Beyond Expected Goals: A Probabilistic Framework for Shot Occurrences in Soccer
Jonathan Pipping, Tianshu Feng, R. Paul Sabin
TL;DR
This work extends traditional expected goals (xG) by introducing xG+, a possession-level framework that jointly models shot-creation and shot-conversion probabilities. By aggregating across a possession, xG+ accounts for near-misses and sequential attack dynamics, addressing the conditioning-on-shots limitation of standard xG. Using Gradient Sports EPL tracking data and XGBoost, the authors show that xG+ improves team-level predictions and yields more persistent player signals than xG alone.
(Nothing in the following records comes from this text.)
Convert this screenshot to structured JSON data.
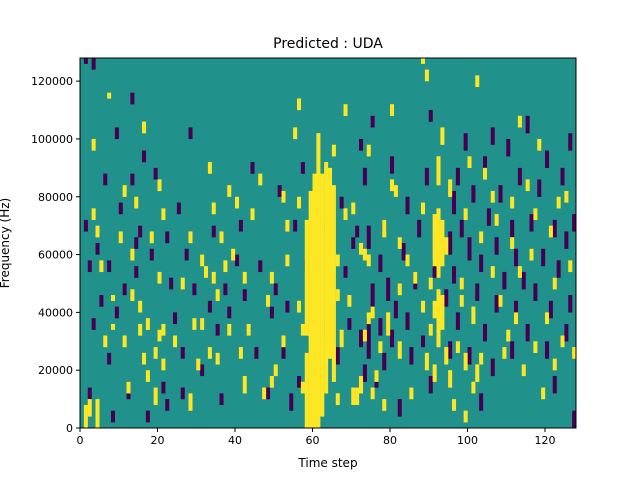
{
  "chart_data": {
    "type": "heatmap",
    "title": "Predicted : UDA",
    "xlabel": "Time step",
    "ylabel": "Frequency (Hz)",
    "xlim": [
      0,
      128
    ],
    "ylim": [
      0,
      128000
    ],
    "xticks": [
      0,
      20,
      40,
      60,
      80,
      100,
      120
    ],
    "yticks": [
      0,
      20000,
      40000,
      60000,
      80000,
      100000,
      120000
    ],
    "n_time_steps": 128,
    "n_freq_bins": 64,
    "freq_bin_hz": 2000,
    "levels": {
      "low": -1,
      "mid": 0,
      "high": 1
    },
    "colors": {
      "low": "#440154",
      "mid": "#21918c",
      "high": "#fde725"
    },
    "background_level": 0,
    "high_runs": [
      [
        1,
        0,
        3
      ],
      [
        2,
        2,
        4
      ],
      [
        3,
        48,
        49
      ],
      [
        3,
        36,
        37
      ],
      [
        4,
        0,
        4
      ],
      [
        4,
        33,
        34
      ],
      [
        5,
        27,
        28
      ],
      [
        6,
        14,
        15
      ],
      [
        7,
        57,
        57
      ],
      [
        8,
        22,
        22
      ],
      [
        8,
        17,
        17
      ],
      [
        10,
        32,
        33
      ],
      [
        11,
        14,
        15
      ],
      [
        11,
        40,
        41
      ],
      [
        12,
        6,
        7
      ],
      [
        13,
        22,
        23
      ],
      [
        13,
        29,
        30
      ],
      [
        14,
        38,
        39
      ],
      [
        15,
        20,
        21
      ],
      [
        15,
        16,
        17
      ],
      [
        16,
        11,
        12
      ],
      [
        16,
        51,
        52
      ],
      [
        17,
        8,
        9
      ],
      [
        17,
        17,
        18
      ],
      [
        18,
        32,
        33
      ],
      [
        19,
        12,
        13
      ],
      [
        19,
        4,
        6
      ],
      [
        20,
        41,
        42
      ],
      [
        20,
        15,
        16
      ],
      [
        20,
        25,
        26
      ],
      [
        21,
        16,
        17
      ],
      [
        21,
        10,
        11
      ],
      [
        21,
        36,
        37
      ],
      [
        24,
        14,
        15
      ],
      [
        26,
        24,
        25
      ],
      [
        28,
        3,
        5
      ],
      [
        28,
        32,
        33
      ],
      [
        29,
        17,
        18
      ],
      [
        30,
        10,
        11
      ],
      [
        31,
        28,
        29
      ],
      [
        31,
        17,
        18
      ],
      [
        32,
        26,
        27
      ],
      [
        33,
        12,
        13
      ],
      [
        33,
        44,
        45
      ],
      [
        34,
        25,
        26
      ],
      [
        34,
        37,
        38
      ],
      [
        35,
        22,
        23
      ],
      [
        35,
        11,
        12
      ],
      [
        36,
        32,
        33
      ],
      [
        37,
        27,
        28
      ],
      [
        38,
        16,
        17
      ],
      [
        38,
        40,
        41
      ],
      [
        39,
        29,
        30
      ],
      [
        40,
        38,
        39
      ],
      [
        41,
        12,
        13
      ],
      [
        42,
        6,
        8
      ],
      [
        42,
        25,
        26
      ],
      [
        43,
        16,
        17
      ],
      [
        44,
        36,
        37
      ],
      [
        46,
        42,
        43
      ],
      [
        47,
        5,
        6
      ],
      [
        48,
        21,
        22
      ],
      [
        49,
        7,
        8
      ],
      [
        49,
        25,
        26
      ],
      [
        50,
        9,
        10
      ],
      [
        52,
        14,
        15
      ],
      [
        52,
        39,
        40
      ],
      [
        53,
        28,
        29
      ],
      [
        53,
        34,
        35
      ],
      [
        55,
        50,
        51
      ],
      [
        56,
        20,
        21
      ],
      [
        56,
        55,
        56
      ],
      [
        56,
        38,
        39
      ],
      [
        57,
        6,
        7
      ],
      [
        57,
        16,
        17
      ],
      [
        58,
        0,
        12
      ],
      [
        58,
        16,
        35
      ],
      [
        59,
        0,
        40
      ],
      [
        60,
        0,
        43
      ],
      [
        61,
        0,
        50
      ],
      [
        62,
        2,
        43
      ],
      [
        63,
        6,
        45
      ],
      [
        64,
        12,
        44
      ],
      [
        65,
        8,
        41
      ],
      [
        65,
        47,
        48
      ],
      [
        66,
        28,
        29
      ],
      [
        66,
        22,
        23
      ],
      [
        66,
        4,
        5
      ],
      [
        67,
        14,
        16
      ],
      [
        68,
        36,
        37
      ],
      [
        68,
        54,
        55
      ],
      [
        69,
        21,
        22
      ],
      [
        70,
        4,
        6
      ],
      [
        70,
        37,
        38
      ],
      [
        71,
        4,
        6
      ],
      [
        72,
        6,
        8
      ],
      [
        72,
        30,
        31
      ],
      [
        73,
        15,
        16
      ],
      [
        73,
        29,
        30
      ],
      [
        74,
        28,
        29
      ],
      [
        74,
        18,
        19
      ],
      [
        74,
        47,
        48
      ],
      [
        75,
        5,
        6
      ],
      [
        75,
        19,
        20
      ],
      [
        76,
        8,
        9
      ],
      [
        77,
        13,
        14
      ],
      [
        78,
        3,
        4
      ],
      [
        78,
        33,
        35
      ],
      [
        79,
        18,
        19
      ],
      [
        79,
        16,
        17
      ],
      [
        80,
        41,
        42
      ],
      [
        80,
        54,
        55
      ],
      [
        81,
        40,
        41
      ],
      [
        82,
        31,
        32
      ],
      [
        82,
        12,
        14
      ],
      [
        82,
        23,
        24
      ],
      [
        84,
        28,
        29
      ],
      [
        85,
        5,
        6
      ],
      [
        86,
        25,
        26
      ],
      [
        88,
        20,
        21
      ],
      [
        88,
        37,
        38
      ],
      [
        88,
        63,
        63
      ],
      [
        89,
        10,
        12
      ],
      [
        89,
        60,
        61
      ],
      [
        90,
        24,
        25
      ],
      [
        90,
        16,
        17
      ],
      [
        91,
        19,
        21
      ],
      [
        91,
        28,
        36
      ],
      [
        91,
        8,
        10
      ],
      [
        92,
        14,
        23
      ],
      [
        92,
        26,
        37
      ],
      [
        92,
        42,
        46
      ],
      [
        93,
        17,
        22
      ],
      [
        93,
        28,
        35
      ],
      [
        93,
        49,
        51
      ],
      [
        94,
        11,
        13
      ],
      [
        94,
        30,
        32
      ],
      [
        95,
        7,
        9
      ],
      [
        95,
        40,
        42
      ],
      [
        96,
        3,
        4
      ],
      [
        97,
        13,
        14
      ],
      [
        98,
        21,
        22
      ],
      [
        98,
        24,
        25
      ],
      [
        99,
        10,
        12
      ],
      [
        99,
        36,
        37
      ],
      [
        99,
        1,
        2
      ],
      [
        100,
        45,
        46
      ],
      [
        101,
        18,
        20
      ],
      [
        101,
        6,
        7
      ],
      [
        102,
        8,
        10
      ],
      [
        102,
        59,
        60
      ],
      [
        103,
        32,
        33
      ],
      [
        103,
        11,
        12
      ],
      [
        104,
        43,
        44
      ],
      [
        106,
        26,
        27
      ],
      [
        106,
        39,
        40
      ],
      [
        107,
        35,
        36
      ],
      [
        108,
        21,
        22
      ],
      [
        109,
        12,
        13
      ],
      [
        110,
        15,
        16
      ],
      [
        111,
        31,
        32
      ],
      [
        111,
        38,
        39
      ],
      [
        112,
        18,
        19
      ],
      [
        113,
        26,
        27
      ],
      [
        113,
        52,
        53
      ],
      [
        114,
        9,
        10
      ],
      [
        115,
        41,
        42
      ],
      [
        116,
        29,
        30
      ],
      [
        117,
        36,
        37
      ],
      [
        117,
        13,
        14
      ],
      [
        118,
        48,
        49
      ],
      [
        119,
        5,
        6
      ],
      [
        120,
        18,
        19
      ],
      [
        121,
        33,
        34
      ],
      [
        122,
        24,
        25
      ],
      [
        122,
        10,
        11
      ],
      [
        123,
        38,
        39
      ],
      [
        124,
        14,
        15
      ],
      [
        125,
        39,
        40
      ],
      [
        126,
        27,
        28
      ],
      [
        127,
        12,
        13
      ]
    ],
    "low_runs": [
      [
        1,
        34,
        35
      ],
      [
        1,
        63,
        63
      ],
      [
        2,
        5,
        6
      ],
      [
        2,
        27,
        28
      ],
      [
        3,
        17,
        18
      ],
      [
        3,
        62,
        63
      ],
      [
        4,
        30,
        31
      ],
      [
        5,
        21,
        22
      ],
      [
        6,
        42,
        43
      ],
      [
        7,
        27,
        28
      ],
      [
        7,
        11,
        12
      ],
      [
        8,
        1,
        2
      ],
      [
        9,
        19,
        20
      ],
      [
        9,
        50,
        51
      ],
      [
        10,
        37,
        38
      ],
      [
        11,
        23,
        24
      ],
      [
        12,
        5,
        7
      ],
      [
        13,
        42,
        43
      ],
      [
        13,
        56,
        57
      ],
      [
        14,
        26,
        27
      ],
      [
        14,
        31,
        32
      ],
      [
        15,
        33,
        34
      ],
      [
        16,
        46,
        47
      ],
      [
        17,
        1,
        2
      ],
      [
        18,
        29,
        30
      ],
      [
        19,
        43,
        44
      ],
      [
        21,
        6,
        7
      ],
      [
        22,
        3,
        4
      ],
      [
        22,
        32,
        33
      ],
      [
        23,
        24,
        25
      ],
      [
        24,
        18,
        19
      ],
      [
        25,
        37,
        38
      ],
      [
        26,
        5,
        6
      ],
      [
        26,
        12,
        13
      ],
      [
        27,
        29,
        30
      ],
      [
        28,
        50,
        51
      ],
      [
        29,
        23,
        24
      ],
      [
        31,
        9,
        10
      ],
      [
        33,
        20,
        21
      ],
      [
        34,
        33,
        34
      ],
      [
        35,
        16,
        17
      ],
      [
        36,
        4,
        5
      ],
      [
        37,
        23,
        24
      ],
      [
        38,
        19,
        20
      ],
      [
        40,
        28,
        29
      ],
      [
        41,
        34,
        35
      ],
      [
        42,
        22,
        23
      ],
      [
        44,
        44,
        45
      ],
      [
        45,
        12,
        13
      ],
      [
        46,
        27,
        28
      ],
      [
        48,
        5,
        6
      ],
      [
        49,
        19,
        20
      ],
      [
        50,
        23,
        24
      ],
      [
        51,
        40,
        41
      ],
      [
        52,
        12,
        13
      ],
      [
        53,
        20,
        21
      ],
      [
        54,
        3,
        5
      ],
      [
        55,
        34,
        35
      ],
      [
        56,
        7,
        8
      ],
      [
        57,
        44,
        45
      ],
      [
        58,
        27,
        28
      ],
      [
        63,
        15,
        18
      ],
      [
        63,
        34,
        35
      ],
      [
        64,
        29,
        30
      ],
      [
        65,
        22,
        23
      ],
      [
        66,
        11,
        13
      ],
      [
        67,
        38,
        39
      ],
      [
        68,
        26,
        27
      ],
      [
        69,
        17,
        18
      ],
      [
        70,
        31,
        32
      ],
      [
        71,
        33,
        34
      ],
      [
        72,
        14,
        16
      ],
      [
        72,
        48,
        49
      ],
      [
        73,
        8,
        10
      ],
      [
        73,
        42,
        44
      ],
      [
        74,
        12,
        18
      ],
      [
        74,
        31,
        34
      ],
      [
        75,
        20,
        24
      ],
      [
        75,
        52,
        53
      ],
      [
        76,
        7,
        9
      ],
      [
        77,
        16,
        18
      ],
      [
        77,
        27,
        29
      ],
      [
        78,
        10,
        12
      ],
      [
        78,
        34,
        35
      ],
      [
        79,
        22,
        25
      ],
      [
        80,
        14,
        16
      ],
      [
        80,
        44,
        46
      ],
      [
        81,
        19,
        21
      ],
      [
        82,
        2,
        4
      ],
      [
        83,
        29,
        31
      ],
      [
        84,
        17,
        19
      ],
      [
        84,
        37,
        39
      ],
      [
        85,
        11,
        13
      ],
      [
        86,
        24,
        26
      ],
      [
        87,
        33,
        35
      ],
      [
        88,
        14,
        15
      ],
      [
        89,
        42,
        44
      ],
      [
        90,
        6,
        8
      ],
      [
        90,
        53,
        54
      ],
      [
        91,
        26,
        28
      ],
      [
        94,
        21,
        23
      ],
      [
        95,
        12,
        14
      ],
      [
        95,
        30,
        33
      ],
      [
        96,
        25,
        27
      ],
      [
        96,
        37,
        40
      ],
      [
        97,
        17,
        19
      ],
      [
        97,
        42,
        44
      ],
      [
        98,
        33,
        35
      ],
      [
        99,
        48,
        50
      ],
      [
        100,
        11,
        13
      ],
      [
        100,
        29,
        32
      ],
      [
        101,
        39,
        41
      ],
      [
        102,
        22,
        24
      ],
      [
        103,
        3,
        5
      ],
      [
        103,
        27,
        29
      ],
      [
        104,
        44,
        46
      ],
      [
        104,
        15,
        17
      ],
      [
        105,
        35,
        37
      ],
      [
        106,
        9,
        11
      ],
      [
        106,
        49,
        51
      ],
      [
        107,
        20,
        22
      ],
      [
        107,
        30,
        32
      ],
      [
        108,
        39,
        41
      ],
      [
        109,
        24,
        26
      ],
      [
        110,
        47,
        49
      ],
      [
        111,
        12,
        14
      ],
      [
        111,
        33,
        35
      ],
      [
        112,
        19,
        21
      ],
      [
        112,
        28,
        30
      ],
      [
        113,
        42,
        44
      ],
      [
        114,
        24,
        26
      ],
      [
        115,
        15,
        17
      ],
      [
        115,
        51,
        53
      ],
      [
        116,
        34,
        36
      ],
      [
        117,
        22,
        24
      ],
      [
        118,
        40,
        42
      ],
      [
        119,
        28,
        30
      ],
      [
        120,
        12,
        14
      ],
      [
        120,
        45,
        47
      ],
      [
        121,
        19,
        21
      ],
      [
        122,
        33,
        35
      ],
      [
        122,
        6,
        8
      ],
      [
        123,
        26,
        28
      ],
      [
        124,
        42,
        44
      ],
      [
        125,
        15,
        17
      ],
      [
        125,
        31,
        33
      ],
      [
        126,
        20,
        22
      ],
      [
        126,
        48,
        50
      ],
      [
        127,
        34,
        36
      ],
      [
        127,
        0,
        2
      ]
    ]
  }
}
The study provides insights into feature importance, validates across seasons, and outlines future directions including sequence modeling and defensive credit.
Abstract
Expected goals (xG) models estimate the probability that a shot results in a goal from its context (e.g., location, pressure), but they operate only on observed shots. We propose xG+, a possession-level framework that first estimates the probability that a shot occurs within the next second and its corresponding xG if it were to occur. We also introduce ways to aggregate this joint probability estimate over the course of a possession. By jointly modeling shot-taking behavior and shot quality, xG+ remedies the conditioning-on-shots limitation of standard xG. We show that this improves predictive accuracy at the team level and produces a more persistent player skill signal than standard xG models.